Sí, la mayoría lo son. Café del Patio y Terraza del Árbol permiten perros en el jardín, siempre que estén con correa. En Jardín Secreto Café, el espacio es muy pequeño y la dueña prefiere que no entren mascotas para no estresar a su gato. En La Huerta Café, los perros son bienvenidos, pero deben quedarse en la zona de pasto, no cerca de las mesas de comida. Se recomienda llamar antes para confirmar.
¿Cuál es el mejor café para trabajar con laptop?

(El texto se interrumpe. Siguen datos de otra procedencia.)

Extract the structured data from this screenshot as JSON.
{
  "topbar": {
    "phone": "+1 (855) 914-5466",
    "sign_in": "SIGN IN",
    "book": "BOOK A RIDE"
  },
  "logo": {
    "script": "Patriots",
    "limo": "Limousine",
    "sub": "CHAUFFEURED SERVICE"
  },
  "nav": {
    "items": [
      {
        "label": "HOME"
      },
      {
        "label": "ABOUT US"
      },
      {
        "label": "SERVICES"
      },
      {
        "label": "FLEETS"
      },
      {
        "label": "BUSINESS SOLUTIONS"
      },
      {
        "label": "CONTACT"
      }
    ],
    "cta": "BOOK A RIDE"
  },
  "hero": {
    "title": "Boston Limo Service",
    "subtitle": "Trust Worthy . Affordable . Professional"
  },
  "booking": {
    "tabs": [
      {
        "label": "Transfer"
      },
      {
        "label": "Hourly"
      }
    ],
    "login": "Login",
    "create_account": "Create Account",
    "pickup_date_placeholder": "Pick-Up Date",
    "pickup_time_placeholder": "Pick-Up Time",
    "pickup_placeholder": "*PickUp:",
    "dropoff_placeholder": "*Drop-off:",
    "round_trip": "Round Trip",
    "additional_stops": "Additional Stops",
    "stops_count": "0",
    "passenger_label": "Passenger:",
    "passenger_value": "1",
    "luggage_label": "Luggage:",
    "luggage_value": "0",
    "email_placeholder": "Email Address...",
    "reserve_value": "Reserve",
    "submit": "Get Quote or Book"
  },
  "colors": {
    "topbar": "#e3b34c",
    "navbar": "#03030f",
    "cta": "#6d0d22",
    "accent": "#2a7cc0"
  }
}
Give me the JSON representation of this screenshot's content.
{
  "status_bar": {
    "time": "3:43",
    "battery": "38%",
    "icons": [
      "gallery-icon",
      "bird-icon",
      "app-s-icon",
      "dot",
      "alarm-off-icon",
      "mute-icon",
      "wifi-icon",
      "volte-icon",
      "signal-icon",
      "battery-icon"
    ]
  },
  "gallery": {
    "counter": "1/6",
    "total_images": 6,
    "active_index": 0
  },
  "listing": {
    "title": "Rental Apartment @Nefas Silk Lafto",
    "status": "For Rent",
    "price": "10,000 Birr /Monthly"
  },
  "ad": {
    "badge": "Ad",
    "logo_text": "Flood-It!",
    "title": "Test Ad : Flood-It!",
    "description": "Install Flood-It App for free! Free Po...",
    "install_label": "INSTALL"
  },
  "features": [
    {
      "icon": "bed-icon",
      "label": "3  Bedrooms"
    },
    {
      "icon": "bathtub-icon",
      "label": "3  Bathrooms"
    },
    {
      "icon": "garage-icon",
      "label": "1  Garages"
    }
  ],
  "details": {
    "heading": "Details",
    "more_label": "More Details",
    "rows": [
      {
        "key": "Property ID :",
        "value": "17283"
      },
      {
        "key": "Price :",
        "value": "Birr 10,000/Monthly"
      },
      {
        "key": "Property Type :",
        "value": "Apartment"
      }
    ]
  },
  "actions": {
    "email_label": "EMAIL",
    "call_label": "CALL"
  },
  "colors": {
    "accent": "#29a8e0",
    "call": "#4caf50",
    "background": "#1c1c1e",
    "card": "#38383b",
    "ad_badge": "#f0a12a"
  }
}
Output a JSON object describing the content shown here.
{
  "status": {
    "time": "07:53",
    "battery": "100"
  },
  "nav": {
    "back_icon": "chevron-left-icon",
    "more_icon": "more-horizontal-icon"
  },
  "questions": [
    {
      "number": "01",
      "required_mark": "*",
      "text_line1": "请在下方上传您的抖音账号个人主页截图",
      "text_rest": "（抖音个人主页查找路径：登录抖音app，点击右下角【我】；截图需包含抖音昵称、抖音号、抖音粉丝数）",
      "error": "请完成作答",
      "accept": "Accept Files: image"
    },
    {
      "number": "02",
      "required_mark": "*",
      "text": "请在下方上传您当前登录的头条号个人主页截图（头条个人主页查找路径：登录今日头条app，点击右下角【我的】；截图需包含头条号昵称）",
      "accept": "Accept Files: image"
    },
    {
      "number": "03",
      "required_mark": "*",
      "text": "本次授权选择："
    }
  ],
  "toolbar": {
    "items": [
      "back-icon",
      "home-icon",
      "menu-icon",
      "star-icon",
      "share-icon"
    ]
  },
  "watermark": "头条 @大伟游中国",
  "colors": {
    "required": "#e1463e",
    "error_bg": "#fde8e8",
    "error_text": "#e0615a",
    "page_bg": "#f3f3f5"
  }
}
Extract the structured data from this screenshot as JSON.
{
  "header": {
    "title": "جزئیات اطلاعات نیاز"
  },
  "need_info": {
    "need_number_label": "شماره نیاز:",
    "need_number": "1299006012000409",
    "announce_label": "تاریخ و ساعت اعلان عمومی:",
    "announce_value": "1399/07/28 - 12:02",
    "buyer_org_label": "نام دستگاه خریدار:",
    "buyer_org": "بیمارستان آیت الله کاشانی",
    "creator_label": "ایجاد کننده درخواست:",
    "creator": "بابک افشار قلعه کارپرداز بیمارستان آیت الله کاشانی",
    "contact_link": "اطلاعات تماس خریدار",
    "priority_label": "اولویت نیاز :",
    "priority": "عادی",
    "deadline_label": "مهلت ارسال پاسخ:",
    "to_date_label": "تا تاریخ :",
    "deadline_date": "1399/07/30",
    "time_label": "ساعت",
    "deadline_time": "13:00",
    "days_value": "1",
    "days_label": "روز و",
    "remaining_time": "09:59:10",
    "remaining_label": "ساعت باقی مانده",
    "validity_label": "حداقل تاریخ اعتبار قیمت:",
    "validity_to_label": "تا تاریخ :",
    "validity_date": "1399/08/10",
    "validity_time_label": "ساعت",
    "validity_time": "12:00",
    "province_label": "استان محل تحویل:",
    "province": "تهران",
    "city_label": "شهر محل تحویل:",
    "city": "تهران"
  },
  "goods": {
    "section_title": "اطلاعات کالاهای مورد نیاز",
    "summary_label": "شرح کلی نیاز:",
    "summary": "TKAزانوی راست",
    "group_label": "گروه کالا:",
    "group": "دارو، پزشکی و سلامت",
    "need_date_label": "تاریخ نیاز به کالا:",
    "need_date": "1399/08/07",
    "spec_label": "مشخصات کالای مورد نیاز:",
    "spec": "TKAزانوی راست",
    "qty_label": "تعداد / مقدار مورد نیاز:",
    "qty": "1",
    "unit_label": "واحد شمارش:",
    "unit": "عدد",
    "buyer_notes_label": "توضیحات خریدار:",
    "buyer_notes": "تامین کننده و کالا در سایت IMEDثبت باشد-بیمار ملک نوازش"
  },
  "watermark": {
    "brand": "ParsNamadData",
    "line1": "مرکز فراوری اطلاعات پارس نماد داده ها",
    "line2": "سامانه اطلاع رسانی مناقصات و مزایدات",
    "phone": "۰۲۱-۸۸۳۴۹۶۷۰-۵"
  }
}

El Solar Café es el más equipado para trabajar: tiene wifi estable (velocidad de 15 Mbps en promedio), enchufes en la barra y mesas amplias. Café del Patio también es buena opción, pero el wifi puede fallar en el jardín si hay mucha gente. La Huerta Café tiene wifi, pero el jardín es más ruidoso los fines de semana por los talleres. Si necesitas silencio absoluto, el mejor es Jardín Secreto Café, aunque solo tiene una mesa con enchufe.
¿Hay opciones de comida además de café y postres?
Sí, aunque no todos tienen menú de almuerzo. En La Huerta Café sirven platos ligeros como ensaladas y sándwiches (desde $15.000 COP) hechos con ingredientes de su huerta. En El Solar Café tienen empanadas y arepas rellenas (desde $5.000 COP). Café del Patio solo ofrece postres y almojábanas. Si buscas un almuerzo completo, te recomiendo caminar hasta la calle 73, donde hay restaurantes como "La Mesa de los Abuelos" (comida casera, platos desde $22.000 COP).
¿Los precios de los cafés son los mismos en fines de semana?
En general, los precios no varían entre semana y fines de semana. Sin embargo, en Terraza del Árbol a veces tienen un recargo del 10% en días festivos. En Café del Patio, los domingos el café americano cuesta $8.000 COP en lugar de $7.000 COP (precio de referencia de julio de 2026). Siempre es bueno preguntar al llegar.
¿Conoces otro jardín escondido en Rosales? Escríbenos a malokal@rosales.co y lo agregamos a la lista. Mientras tanto, este domingo, deja el celular en silencio, elige uno de estos cinco cafés y siéntate a ver cómo crecen las plantas. Acá el tiempo pasa más lento.
Introducción histórica o contextual
Rosales es un barrio que refleja la transformación de Bogotá a lo largo de las décadas. Originalmente, en la década de 1940, este sector se desarrolló como un área residencial de clase alta, promoviendo la llegada de diversas familias y la construcción de elegantes casas con amplios jardines. Su arquitectura, que combina estilos coloniales y modernos, es un testimonio del crecimiento urbano de la ciudad y de la influencia de la cultura europea en la capital colombiana.
A medida que Bogotá ha crecido, Rosales ha mantenido su esencia tranquila, a pesar del bullicio de la cercanía a zonas más comerciales. Los cafés con jardín secreto se han convertido en un refugio para los bogotanos que buscan escapar del ritmo acelerado de la ciudad. Estos espacios no solo ofrecen un respiro, sino que también son un punto de encuentro para la comunidad local, donde se comparten historias y se celebra la vida cotidiana.
Los jardines de estos cafés son más que simples decoraciones; son un recordatorio de la importancia de la naturaleza en la vida urbana. En un lugar como Bogotá, donde el clima puede ser cambiante, estos oasis verdes son valorados no solo por su belleza, sino también por la tranquilidad que aportan. Así que, al visitar estos cafés, no solo estás degustando un buen café, sino que también te estás conectando con la historia y la cultura de Rosales.